Accurate wellbore placement and collision avoidance are increasingly important in today's tightly spaced horizontal wells and congested fields. Modern well plans incorporate hydraulic fracture geometry, reservoir characteristics, and other factors to maximize reservoir extraction while minimizing drilling costs and safety risks. Directional surveys that have minimal uncertainty are crucial to drilling the optimized well plan. This work enables more accurate directional surveys and wellbore placement through site-specific high accuracy magnetic models.

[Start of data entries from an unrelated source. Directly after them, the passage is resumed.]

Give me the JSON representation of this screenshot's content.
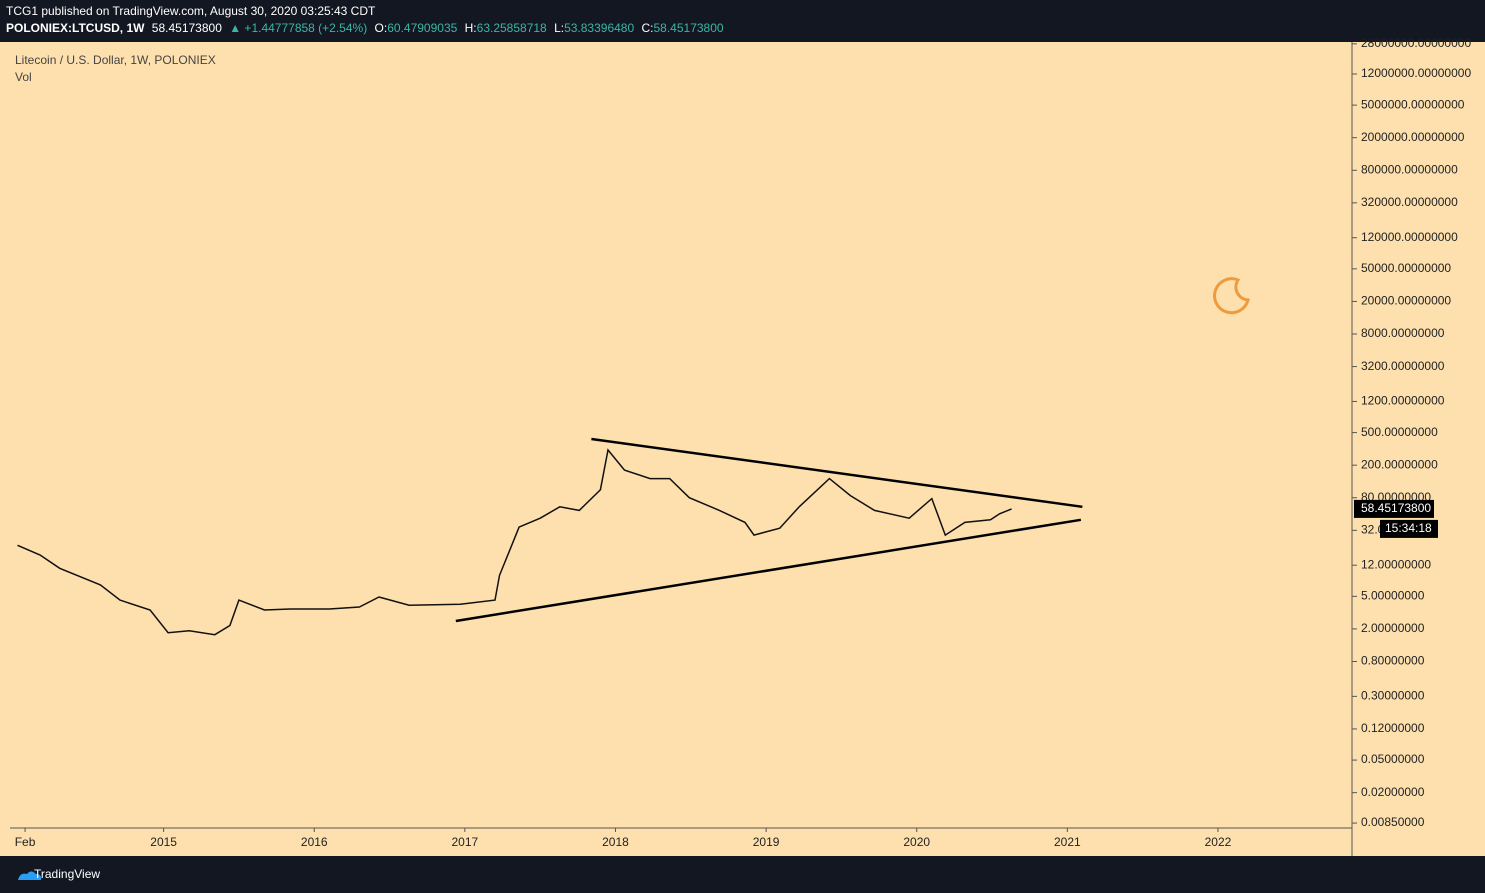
{
  "header": {
    "publisher": "TCG1 published on TradingView.com, August 30, 2020 03:25:43 CDT",
    "symbol": "POLONIEX:LTCUSD, 1W",
    "last": "58.45173800",
    "change": "▲ +1.44777858 (+2.54%)",
    "ohlc": [
      {
        "label": "O:",
        "value": "60.47909035"
      },
      {
        "label": "H:",
        "value": "63.25858718"
      },
      {
        "label": "L:",
        "value": "53.83396480"
      },
      {
        "label": "C:",
        "value": "58.45173800"
      }
    ]
  },
  "chart_data": {
    "type": "line",
    "title": "Litecoin / U.S. Dollar, 1W, POLONIEX",
    "indicator": "Vol",
    "log_scale": true,
    "grid": false,
    "background": "#fde0ae",
    "x": [
      2014.03,
      2014.18,
      2014.31,
      2014.58,
      2014.71,
      2014.91,
      2015.03,
      2015.17,
      2015.34,
      2015.44,
      2015.5,
      2015.67,
      2015.84,
      2016.1,
      2016.3,
      2016.43,
      2016.63,
      2016.97,
      2017.2,
      2017.23,
      2017.36,
      2017.5,
      2017.63,
      2017.76,
      2017.9,
      2017.95,
      2018.06,
      2018.23,
      2018.36,
      2018.49,
      2018.69,
      2018.86,
      2018.92,
      2019.09,
      2019.22,
      2019.42,
      2019.56,
      2019.72,
      2019.95,
      2020.1,
      2020.19,
      2020.32,
      2020.49,
      2020.55,
      2020.63
    ],
    "series": [
      {
        "color": "#111111",
        "values": [
          21,
          16,
          11,
          6.9,
          4.5,
          3.4,
          1.8,
          1.9,
          1.7,
          2.2,
          4.5,
          3.4,
          3.5,
          3.5,
          3.7,
          4.9,
          3.9,
          4,
          4.5,
          9,
          35,
          45,
          62,
          56,
          100,
          306,
          174,
          137,
          137,
          80,
          56,
          40,
          28,
          34,
          62,
          137,
          85,
          56,
          45,
          78,
          28,
          40,
          43,
          51,
          58.45
        ]
      }
    ],
    "trendlines": [
      {
        "color": "#000000",
        "x": [
          2017.84,
          2021.1
        ],
        "y": [
          418,
          62
        ]
      },
      {
        "color": "#000000",
        "x": [
          2016.94,
          2021.09
        ],
        "y": [
          2.5,
          43
        ]
      }
    ],
    "xlim": [
      2013.98,
      2022.89
    ],
    "xticks": [
      {
        "value": 2014.08,
        "label": "Feb"
      },
      2015,
      2016,
      2017,
      2018,
      2019,
      2020,
      2021,
      2022
    ],
    "ylim": [
      0.0074,
      29500000
    ],
    "yticks": [
      {
        "value": 28000000,
        "label": "28000000.00000000"
      },
      {
        "value": 12000000,
        "label": "12000000.00000000"
      },
      {
        "value": 5000000,
        "label": "5000000.00000000"
      },
      {
        "value": 2000000,
        "label": "2000000.00000000"
      },
      {
        "value": 800000,
        "label": "800000.00000000"
      },
      {
        "value": 320000,
        "label": "320000.00000000"
      },
      {
        "value": 120000,
        "label": "120000.00000000"
      },
      {
        "value": 50000,
        "label": "50000.00000000"
      },
      {
        "value": 20000,
        "label": "20000.00000000"
      },
      {
        "value": 8000,
        "label": "8000.00000000"
      },
      {
        "value": 3200,
        "label": "3200.00000000"
      },
      {
        "value": 1200,
        "label": "1200.00000000"
      },
      {
        "value": 500,
        "label": "500.00000000"
      },
      {
        "value": 200,
        "label": "200.00000000"
      },
      {
        "value": 80,
        "label": "80.00000000"
      },
      {
        "value": 32,
        "label": "32.00000000"
      },
      {
        "value": 12,
        "label": "12.00000000"
      },
      {
        "value": 5,
        "label": "5.00000000"
      },
      {
        "value": 2,
        "label": "2.00000000"
      },
      {
        "value": 0.8,
        "label": "0.80000000"
      },
      {
        "value": 0.3,
        "label": "0.30000000"
      },
      {
        "value": 0.12,
        "label": "0.12000000"
      },
      {
        "value": 0.05,
        "label": "0.05000000"
      },
      {
        "value": 0.02,
        "label": "0.02000000"
      },
      {
        "value": 0.0085,
        "label": "0.00850000"
      }
    ],
    "last_price": {
      "value": 58.45,
      "label": "58.45173800"
    },
    "countdown": "15:34:18"
  },
  "footer": {
    "brand": "TradingView"
  }
}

Under the Industry Steering Committee on Wellbore Survey Accuracy (ISCWSA) error model, the use of In-Field geomagnetic Referencing (IFR) dramatically reduces some of the largest sources of error in wellbore location. Unfortunately, IFR can be expensive or out of reach for smaller or less mature basins because of the high cost of flying or purchasing high-resolution aeromagnetic surveys. An economic and timely alternative has been developed, strategically taking ground magnetic measurements at sites along the wellbore(s) with absolute instruments, combined with a high-definition global magnetic model to produce IFR at the pad scale.

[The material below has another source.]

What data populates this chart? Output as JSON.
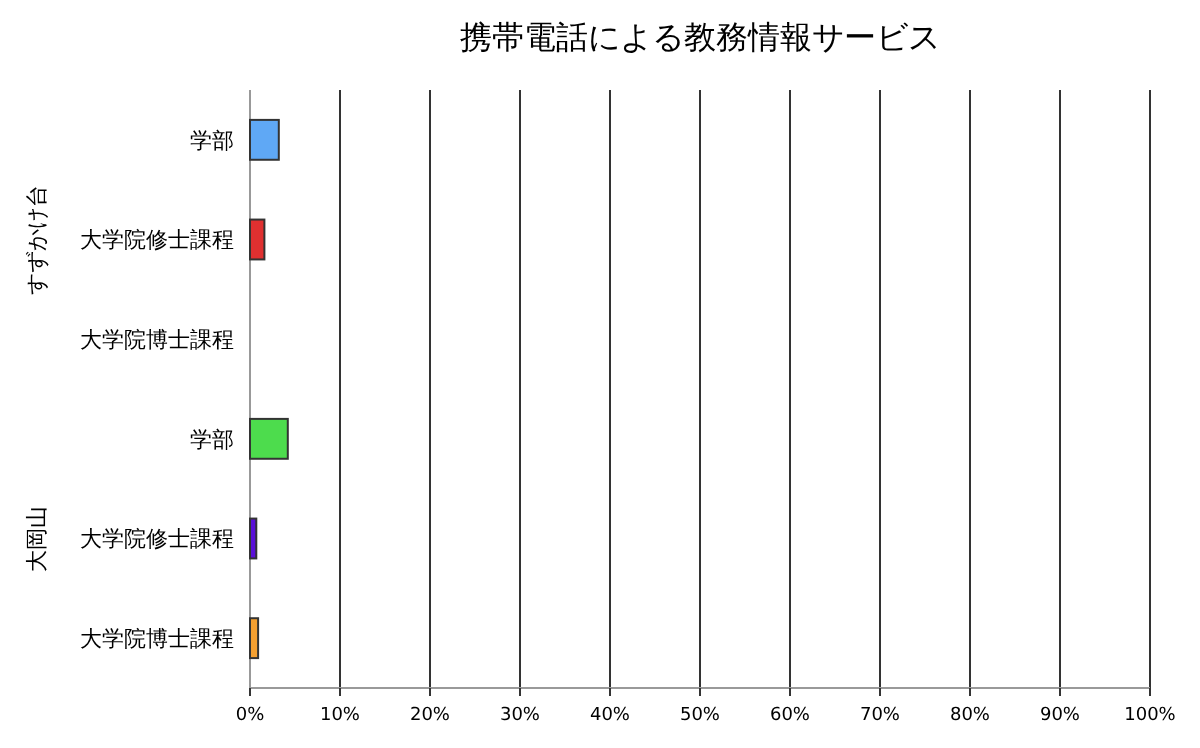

This method was tested in the Denver-Julesburg Basin in Colorado. A small survey team collected ground magnetic measurements over a typical pad design in one day. The data was then processed and combined with a high-definition global magnetic model to produce IFR corrections locally for the pad. This study demonstrates that the procedure reduces the horizontal wellbore position uncertainty by 46% for the study area and more generally from 15 to 50 percent when compared to standard MWD (Measurement While Drilling) survey technology. Furthermore, this method was compared to a typical IFR model created from airborne measurements. We found that the results from the comparison agreed within tolerance to the IFR model and validated the use for IFR corrections at a pad scale. This technique improves confidence in wellbore placement, mitigates collision risks, improves reservoir drainage, and helps to maximize production.

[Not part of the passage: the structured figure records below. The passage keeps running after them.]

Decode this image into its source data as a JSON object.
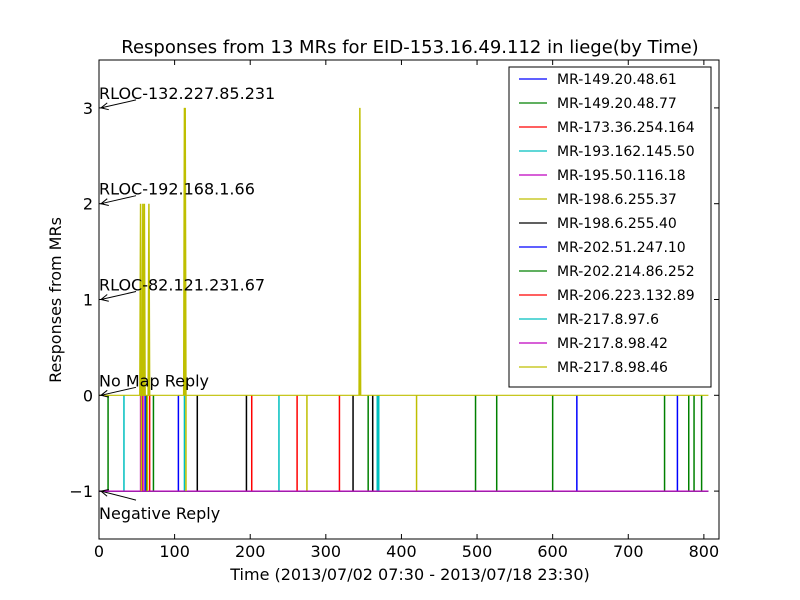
{
  "chart_data": {
    "type": "line",
    "title": "Responses from 13 MRs for EID-153.16.49.112 in liege(by Time)",
    "xlabel": "Time (2013/07/02 07:30 - 2013/07/18 23:30)",
    "ylabel": "Responses from MRs",
    "xlim": [
      0,
      820
    ],
    "ylim": [
      -1.5,
      3.5
    ],
    "xticks": [
      0,
      100,
      200,
      300,
      400,
      500,
      600,
      700,
      800
    ],
    "yticks": [
      -1,
      0,
      1,
      2,
      3
    ],
    "ytick_labels": [
      "−1",
      "0",
      "1",
      "2",
      "3"
    ],
    "grid": false,
    "legend_position": "top-right",
    "annotations": [
      {
        "text": "RLOC-132.227.85.231",
        "x": 0,
        "y": 3
      },
      {
        "text": "RLOC-192.168.1.66",
        "x": 0,
        "y": 2
      },
      {
        "text": "RLOC-82.121.231.67",
        "x": 0,
        "y": 1
      },
      {
        "text": "No Map Reply",
        "x": 0,
        "y": 0
      },
      {
        "text": "Negative Reply",
        "x": 0,
        "y": -1
      }
    ],
    "series": [
      {
        "name": "MR-149.20.48.61",
        "color": "#0000ff",
        "baseline": -1,
        "up_at": [],
        "drop_at": [
          105,
          632,
          765
        ]
      },
      {
        "name": "MR-149.20.48.77",
        "color": "#008000",
        "baseline": -1,
        "up_at": [],
        "drop_at": [
          12,
          63,
          72,
          356,
          498,
          526,
          600,
          748,
          787,
          797
        ]
      },
      {
        "name": "MR-173.36.254.164",
        "color": "#ff0000",
        "baseline": -1,
        "up_at": [],
        "drop_at": [
          58,
          202,
          262,
          318
        ]
      },
      {
        "name": "MR-193.162.145.50",
        "color": "#00bfbf",
        "baseline": -1,
        "up_at": [],
        "drop_at": [
          33,
          113,
          238,
          368
        ]
      },
      {
        "name": "MR-195.50.116.18",
        "color": "#bf00bf",
        "baseline": -1,
        "up_at": [],
        "drop_at": [
          55
        ]
      },
      {
        "name": "MR-198.6.255.37",
        "color": "#bfbf00",
        "baseline": -1,
        "up_at": [],
        "drop_at": [
          275,
          420
        ]
      },
      {
        "name": "MR-198.6.255.40",
        "color": "#000000",
        "baseline": -1,
        "up_at": [],
        "drop_at": [
          130,
          195,
          336,
          362
        ]
      },
      {
        "name": "MR-202.51.247.10",
        "color": "#0000ff",
        "baseline": -1,
        "up_at": [],
        "drop_at": [
          61
        ]
      },
      {
        "name": "MR-202.214.86.252",
        "color": "#008000",
        "baseline": -1,
        "up_at": [],
        "drop_at": [
          780
        ]
      },
      {
        "name": "MR-206.223.132.89",
        "color": "#ff0000",
        "baseline": -1,
        "up_at": [],
        "drop_at": [
          67
        ]
      },
      {
        "name": "MR-217.8.97.6",
        "color": "#00bfbf",
        "baseline": -1,
        "up_at": [],
        "drop_at": [
          370
        ]
      },
      {
        "name": "MR-217.8.98.42",
        "color": "#bf00bf",
        "baseline": -1,
        "up_at": [],
        "drop_at": [
          57
        ]
      },
      {
        "name": "MR-217.8.98.46",
        "color": "#bfbf00",
        "baseline": 0,
        "up_at": [
          [
            55,
            2
          ],
          [
            58,
            2
          ],
          [
            60,
            2
          ],
          [
            66,
            2
          ],
          [
            113,
            3
          ],
          [
            114,
            3
          ],
          [
            345,
            3
          ]
        ],
        "drop_at": [
          56,
          64,
          115
        ]
      }
    ]
  }
}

Much work on the construction of IFR magnetic models from airborne total field data for large areas has been done. This work is novel in that it describes the construction of an IFR magnetic model from a small number of ground magnetic vector measurements, in combination with a high-definition global magnetic model for a small area. This innovative approach makes IFR corrections significantly more accessible to drilling programs with shorter timelines, fewer wells, and smaller budgets.